Blu-ray: ‘A Boy and His Dog’

A Boy and his Dog (1975), the directorial debut of longtime character actor and Sam Peckinpah regular L.Q. Jones, is not the first post-apocalyptic vision of America but it does offer a different approach to the empty streets and ghostly cities that previously stood in for the life after the end. Where films like Five (1951) and The World, The Flesh, and the Devil (1959) gave us future where the cities and streets and detritus of urban life remains like a ghost to haunt the sole survivors, A Boy and his Dog offers a savage world where the past is rubble, nature has been blasted to a desolate desert, and the survivors are mercenary gangs and parasites picking through the pockets of ruins and preying upon the weak.

Jones establishes the sheer barbarity of the marauder culture with roving gangs dressed in mismatched (and often flamboyant) clothes travelling the wasteland like rogue platoons or feudal lords (one scruffy leader is pulled on a coach as if he were an Egyptian king).
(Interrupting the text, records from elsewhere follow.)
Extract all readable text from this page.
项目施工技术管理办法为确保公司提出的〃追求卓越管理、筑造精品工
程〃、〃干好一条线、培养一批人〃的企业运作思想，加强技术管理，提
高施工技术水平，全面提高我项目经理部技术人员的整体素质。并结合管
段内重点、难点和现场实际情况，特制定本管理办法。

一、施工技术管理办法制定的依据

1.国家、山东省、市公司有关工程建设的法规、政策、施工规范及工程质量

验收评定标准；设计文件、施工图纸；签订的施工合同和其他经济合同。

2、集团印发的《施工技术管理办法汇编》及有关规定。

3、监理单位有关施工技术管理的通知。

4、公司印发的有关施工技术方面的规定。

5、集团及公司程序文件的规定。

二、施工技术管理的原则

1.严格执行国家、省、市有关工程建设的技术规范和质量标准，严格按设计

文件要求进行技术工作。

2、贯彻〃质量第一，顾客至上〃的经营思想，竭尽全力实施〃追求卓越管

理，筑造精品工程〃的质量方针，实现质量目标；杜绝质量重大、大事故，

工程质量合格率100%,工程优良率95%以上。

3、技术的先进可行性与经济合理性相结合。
George Miller surely took a cue from Jones for The Road Warrior. There’s no future in sight, no new community trying to rebuild or even farm, and no women, at least not out in the open. This is not just a man’s world, it is male brutality and misogyny at its worst, and women are treated like salvage to be used and discarded.
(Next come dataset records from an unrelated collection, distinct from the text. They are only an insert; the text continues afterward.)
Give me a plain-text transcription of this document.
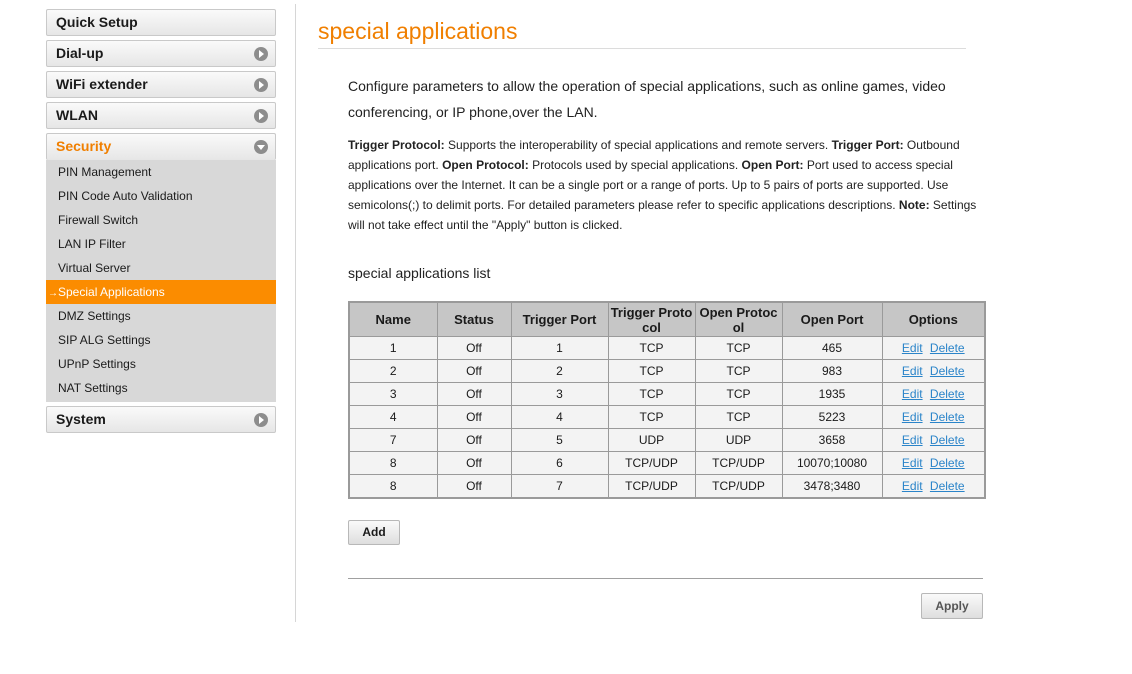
Quick Setup
Dial-up
WiFi extender
WLAN
Security
PIN Management
PIN Code Auto Validation
Firewall Switch
LAN IP Filter
Virtual Server
→Special Applications
DMZ Settings
SIP ALG Settings
UPnP Settings
NAT Settings
System
special applications

Configure parameters to allow the operation of special applications, such as online games, video conferencing, or IP phone,over the LAN.

Trigger Protocol: Supports the interoperability of special applications and remote servers. Trigger Port: Outbound applications port. Open Protocol: Protocols used by special applications. Open Port: Port used to access special applications over the Internet. It can be a single port or a range of ports. Up to 5 pairs of ports are supported. Use semicolons(;) to delimit ports. For detailed parameters please refer to specific applications descriptions. Note: Settings will not take effect until the "Apply" button is clicked.

special applications list
Name	Status	Trigger Port	Trigger Proto col	Open Protoc ol	Open Port	Options
1	Off	1	TCP	TCP	465	Edit Delete
2	Off	2	TCP	TCP	983	Edit Delete
3	Off	3	TCP	TCP	1935	Edit Delete
4	Off	4	TCP	TCP	5223	Edit Delete
7	Off	5	UDP	UDP	3658	Edit Delete
8	Off	6	TCP/UDP	TCP/UDP	10070;10080	Edit Delete
8	Off	7	TCP/UDP	TCP/UDP	3478;3480	Edit Delete
Add
Apply
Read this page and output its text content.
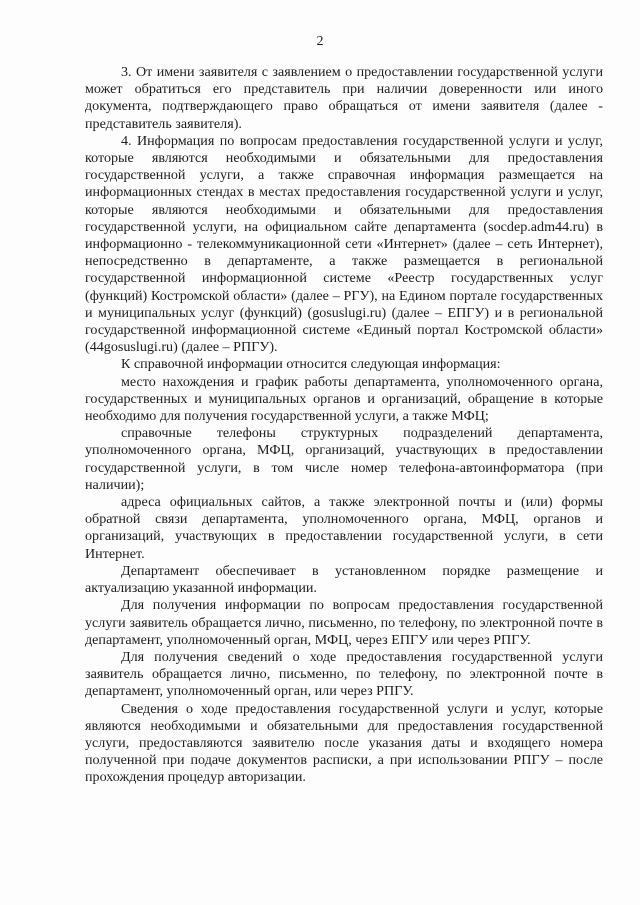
2

3. От имени заявителя с заявлением о предоставлении государственной услуги может обратиться его представитель при наличии доверенности или иного документа, подтверждающего право обращаться от имени заявителя (далее - представитель заявителя).

4. Информация по вопросам предоставления государственной услуги и услуг, которые являются необходимыми и обязательными для предоставления государственной услуги, а также справочная информация размещается на информационных стендах в местах предоставления государственной услуги и услуг, которые являются необходимыми и обязательными для предоставления государственной услуги, на официальном сайте департамента (socdep.adm44.ru) в информационно - телекоммуникационной сети «Интернет» (далее – сеть Интернет), непосредственно в департаменте, а также размещается в региональной государственной информационной системе «Реестр государственных услуг (функций) Костромской области» (далее – РГУ), на Едином портале государственных и муниципальных услуг (функций) (gosuslugi.ru) (далее – ЕПГУ) и в региональной государственной информационной системе «Единый портал Костромской области» (44gosuslugi.ru) (далее – РПГУ).

К справочной информации относится следующая информация:

место нахождения и график работы департамента, уполномоченного органа, государственных и муниципальных органов и организаций, обращение в которые необходимо для получения государственной услуги, а также МФЦ;

справочные телефоны структурных подразделений департамента, уполномоченного органа, МФЦ, организаций, участвующих в предоставлении государственной услуги, в том числе номер телефона-автоинформатора (при наличии);

адреса официальных сайтов, а также электронной почты и (или) формы обратной связи департамента, уполномоченного органа, МФЦ, органов и организаций, участвующих в предоставлении государственной услуги, в сети Интернет.

Департамент обеспечивает в установленном порядке размещение и актуализацию указанной информации.

Для получения информации по вопросам предоставления государственной услуги заявитель обращается лично, письменно, по телефону, по электронной почте в департамент, уполномоченный орган, МФЦ, через ЕПГУ или через РПГУ.

Для получения сведений о ходе предоставления государственной услуги заявитель обращается лично, письменно, по телефону, по электронной почте в департамент, уполномоченный орган, или через РПГУ.

Сведения о ходе предоставления государственной услуги и услуг, которые являются необходимыми и обязательными для предоставления государственной услуги, предоставляются заявителю после указания даты и входящего номера полученной при подаче документов расписки, а при использовании РПГУ – после прохождения процедур авторизации.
Vic (Don Johnson), a dim, feral kid running on attitude and impulse, survives this world because he’s teamed up with Blood, an erudite telepathic dog (the voice of Tim McIntire out of a mutt that looks like Benji on the skids) bred for war. Johnson was in his mid-twenties at the time but looks younger and he plays Vic as an uncivilized creature of pure testosterone and adolescent impulse, an idiot child who has survival skills without the smarts or the instinct. He’d likely be dead without the cynical, sarcastic Blood, whose job is to sniff out females for Vic but is also the brains of the partnership. The wisecracking from Blood at times borders on arrogant and disdainful, which is what makes the relationship so vivid. They are a true bickering couple who, like it or not, need each other.